There was a question posed that asked if social media is better than personal interactions. I argue that each of them shares qualities and have specific issues to be considered. Given the growth of social media (or online interactions) over the past few years (e.g. Facebook, blogs, Twitter, YouTube), this is becoming a normal part of the way we communicate and interact with people. The standard handshake, written letters and coffee shop meeting can become “virtual” roundtable discussions across the globe. Social media does change the way we interact and we have to understand that many of the rules hold for personal interaction also apply to online interactions.

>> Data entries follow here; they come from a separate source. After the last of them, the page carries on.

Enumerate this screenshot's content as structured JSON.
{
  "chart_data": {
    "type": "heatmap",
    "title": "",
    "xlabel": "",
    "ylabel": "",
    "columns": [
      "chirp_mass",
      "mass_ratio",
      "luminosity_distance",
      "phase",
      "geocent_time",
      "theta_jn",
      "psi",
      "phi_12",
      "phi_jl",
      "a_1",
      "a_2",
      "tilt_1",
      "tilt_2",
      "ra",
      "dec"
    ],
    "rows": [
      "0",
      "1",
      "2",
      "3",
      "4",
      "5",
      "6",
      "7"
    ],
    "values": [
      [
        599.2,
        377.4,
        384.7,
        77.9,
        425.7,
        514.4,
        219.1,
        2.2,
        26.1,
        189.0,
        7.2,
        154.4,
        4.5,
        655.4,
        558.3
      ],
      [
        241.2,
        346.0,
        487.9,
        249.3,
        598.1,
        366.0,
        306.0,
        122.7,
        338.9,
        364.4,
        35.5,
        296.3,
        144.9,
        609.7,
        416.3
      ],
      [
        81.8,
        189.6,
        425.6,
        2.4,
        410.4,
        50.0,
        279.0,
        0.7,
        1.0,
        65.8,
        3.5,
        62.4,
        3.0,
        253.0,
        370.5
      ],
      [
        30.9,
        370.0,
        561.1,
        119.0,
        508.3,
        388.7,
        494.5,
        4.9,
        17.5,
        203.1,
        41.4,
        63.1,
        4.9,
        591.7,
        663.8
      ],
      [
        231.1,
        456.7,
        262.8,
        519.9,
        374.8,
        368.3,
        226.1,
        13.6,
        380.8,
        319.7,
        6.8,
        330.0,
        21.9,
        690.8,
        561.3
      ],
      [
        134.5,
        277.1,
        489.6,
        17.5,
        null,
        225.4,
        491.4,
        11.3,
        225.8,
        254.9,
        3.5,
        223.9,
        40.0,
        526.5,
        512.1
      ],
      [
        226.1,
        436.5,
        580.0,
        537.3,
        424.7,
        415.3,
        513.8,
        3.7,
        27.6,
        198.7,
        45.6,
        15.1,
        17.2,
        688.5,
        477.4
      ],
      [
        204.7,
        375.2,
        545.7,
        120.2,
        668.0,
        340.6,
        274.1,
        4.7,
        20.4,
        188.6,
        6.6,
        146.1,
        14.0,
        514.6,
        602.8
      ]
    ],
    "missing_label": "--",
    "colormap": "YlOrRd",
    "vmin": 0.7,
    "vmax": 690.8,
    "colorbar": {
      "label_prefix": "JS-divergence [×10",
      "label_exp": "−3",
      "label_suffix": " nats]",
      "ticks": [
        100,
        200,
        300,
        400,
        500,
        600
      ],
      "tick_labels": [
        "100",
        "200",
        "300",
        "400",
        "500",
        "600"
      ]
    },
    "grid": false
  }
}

First, we should understand what happens in all interactions and meetings between people. Obviously, there is the basic greeting and introduction of each other. Whether this is a basic “Hello, how are you?” uttered between two people meeting in public or a person deciding to “add a friend” because they read something that they found mutually interesting, the greeting and introduction occur. Then, there is an exchange of ideas in order to find out more about each other’s opinions and interests. This can be of varying degree and depth of learning about each other, but this stage of interaction is important for deciding whether we continue with, and how much of, the interaction. The finale is to close the current interaction, but for social media how do we define “closing”. During the entire event, we are reading sets of cues, language, and forming opinions about what we observe. We demonstrate to people our cues, our ability to communicate or our willingness to communicate. Does online interaction lose important cues when meeting people?
With social media, there is a starting point that may not happen in personal interactions. We can learn about people by reading public profiles or displays (e.g. video presentations, photos, previous posts or various sites). In personal interactions, someone has to make an active first step to meet people with or without knowledge of those people. A personal interaction may turn into online interaction if the friendship is to be maintained, but there is something that encouraged the personal interaction (e.g. the way they dress, the event they are involved, or the desire to meet people). Mannerisms, language, opinions and ethics can become apparent with good observation, but one still has to make an effort. With social media, that first step is mixed in with knowledge about that person where mannerisms and etiquette may not be obvious to each person. The question is whether that knowledge is important with meeting people or continuing to interact with people.
The benefits of social media allow us to have instant interactions with people over great distances or reacquaint with people from our pasts. Similar to a person on a corner with a bullhorn, we can instantly broadcast to people, whether or not they are interested in receiving the message). We can instantly share with friends the stories and images that we find intriguing, funny or offending. We can show off creative (or not so creative) talents to the world and become an overnight sensation, or laughing stock, simply by posting a video. In social interactions, people can rise or fall based upon a single comment as well. We can instantly find people that share opinions and interests with our own, and thereby participate in a “virtual” community of like-minded people.
In either interaction, we have to know responsible use of the interaction. If one means to have good reputation online or in person, we have to understand proper etiquette does not end at the keyboard. We have to understand that we are measured by the people that we associate our lives. In addition, online messages have an infinite amount of places to go in social media regardless of assumed privacy settings. Thus, you want to be sure your material is appropriate for a public forum, and you are willing to take on the many different reactions people may have towards your material. Additionally, just because someone posted something does not give that value, merit or truthfulness.
People lie in personal interactions and they lie in social media spaces. Further, manipulative people can use the anonymous nature of the Internet to wage attacks upon people at all hours of the day and regardless of your presence in or acknowledgment of that attack. Responsible use of the social media means that you are careful about associating with these types of people just as you would in personal interactions. Responsible use of Internet and social media means you verify what is being said just like you do in personal interactions. With personal interactions, you can walk away from attacks or avoid bad situations (or people) by not being present near them. Similarly, if you mean to have a good online reputation, one should avoid posting derogatory or destructive material, and one should avoid associating with people who do that.
A guideline of interactions is that you cannot control what others do, but you can control what you do. Another guideline is that you should always think about what you say and do before you proceed. Even better, the golden rule applies where you should only do to others what you would have them do to you! Remember that talking trash about someone in personal interactions or relaying that online says more about your own character. As well, learning about the world and people is not limited to only our perspectives or like-minded people.
While some aspects of etiquette and protocol may get lost with online interactions, many of the things we do for responsible personal interactions apply to responsible use of online interactions. We have to think of social media as simply another method of communication or interaction, and we have to be responsible for our actions both in-person and online.